En quoi vos conclusions sont-elles divergentes ?

Je vous l’ai dit : je déplore certaines confusions mais je ne jette en aucune manière l’anathème sur la culture rock, la culture jeune, etc. Ma position c’est, en gros, qu’il y a deux écueils symétriques et aussi redoutables l’un que l’autre. D’un côté l’écueil « démago », qui consiste à tout mettre sur le même plan, à tout confondre, à faire comme si rien ne distinguait une chanson de Lio d’une symphonie de Beethoven.
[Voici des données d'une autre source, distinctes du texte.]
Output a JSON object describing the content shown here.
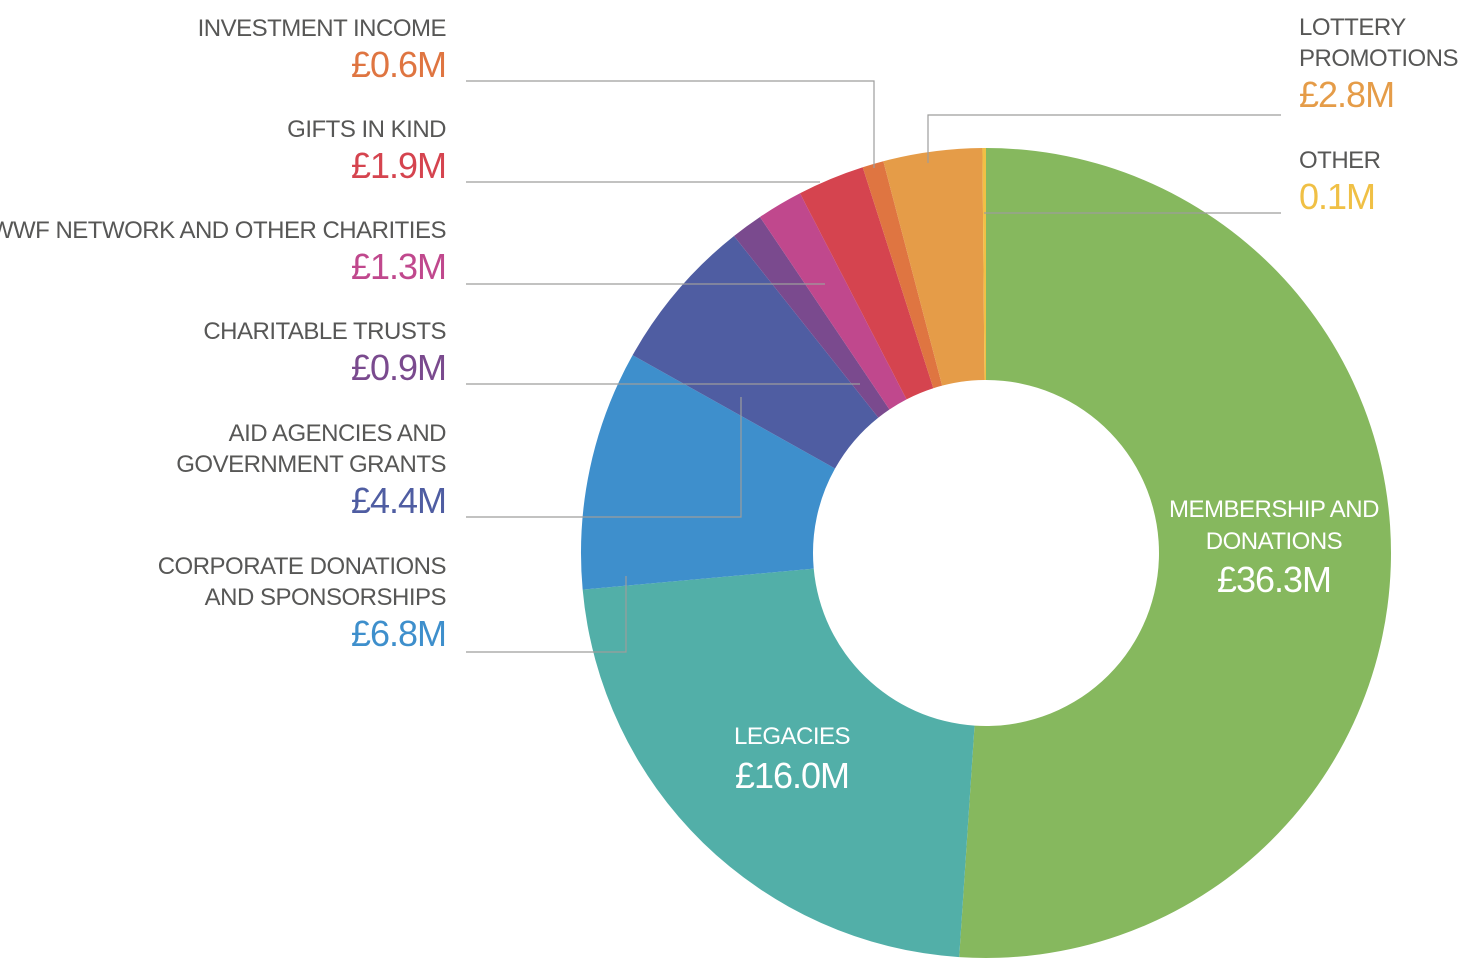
{
  "chart_data": {
    "type": "pie",
    "donut": true,
    "slices": [
      {
        "name": "MEMBERSHIP AND DONATIONS",
        "name_lines": [
          "MEMBERSHIP AND",
          "DONATIONS"
        ],
        "display": "£36.3M",
        "value": 36.3,
        "color": "#86b85e"
      },
      {
        "name": "LEGACIES",
        "name_lines": [
          "LEGACIES"
        ],
        "display": "£16.0M",
        "value": 16.0,
        "color": "#52afa8"
      },
      {
        "name": "CORPORATE DONATIONS AND SPONSORSHIPS",
        "name_lines": [
          "CORPORATE DONATIONS",
          "AND SPONSORSHIPS"
        ],
        "display": "£6.8M",
        "value": 6.8,
        "color": "#3e8fcc"
      },
      {
        "name": "AID AGENCIES AND GOVERNMENT GRANTS",
        "name_lines": [
          "AID AGENCIES AND",
          "GOVERNMENT GRANTS"
        ],
        "display": "£4.4M",
        "value": 4.4,
        "color": "#4f5da2"
      },
      {
        "name": "CHARITABLE TRUSTS",
        "name_lines": [
          "CHARITABLE TRUSTS"
        ],
        "display": "£0.9M",
        "value": 0.9,
        "color": "#7a4a8e"
      },
      {
        "name": "WWF NETWORK AND OTHER CHARITIES",
        "name_lines": [
          "WWF NETWORK AND OTHER CHARITIES"
        ],
        "display": "£1.3M",
        "value": 1.3,
        "color": "#c0488d"
      },
      {
        "name": "GIFTS IN KIND",
        "name_lines": [
          "GIFTS IN KIND"
        ],
        "display": "£1.9M",
        "value": 1.9,
        "color": "#d5444f"
      },
      {
        "name": "INVESTMENT INCOME",
        "name_lines": [
          "INVESTMENT INCOME"
        ],
        "display": "£0.6M",
        "value": 0.6,
        "color": "#df7541"
      },
      {
        "name": "LOTTERY PROMOTIONS",
        "name_lines": [
          "LOTTERY",
          "PROMOTIONS"
        ],
        "display": "£2.8M",
        "value": 2.8,
        "color": "#e59c48"
      },
      {
        "name": "OTHER",
        "name_lines": [
          "OTHER"
        ],
        "display": "0.1M",
        "value": 0.1,
        "color": "#f0c045"
      }
    ]
  }
}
Mais de l’autre, l’écueil « rétro », qui consiste au contraire à séparer les choses à la hache, à mettre des cloisons étanches et à dire aux gens qu’écouter Lio empêche d’entendre Beethoven. La vérité c’est qu’il faut croiser les gens. Mixer le mineur et le majeur. Les recycler l’un par l’autre. Et cela de manière non pas sauvage, mais réglée. Celui qui a le mieux pensé tout ça c’est Guy Scarpetta dans son Impureté. Dommage qu’il ne soit pas plus présent dans le débat. Ni démago ni rétro : je revendique le droit d’aimer à la fois – mais sans tout mélanger – la rockculture et la littérature classique.

Pensez-vous que vous allez être suivi dans vos thèses ?

Je regarde les listes des best-sellers. Et je me dis que ça ne va pas trop mal, merci.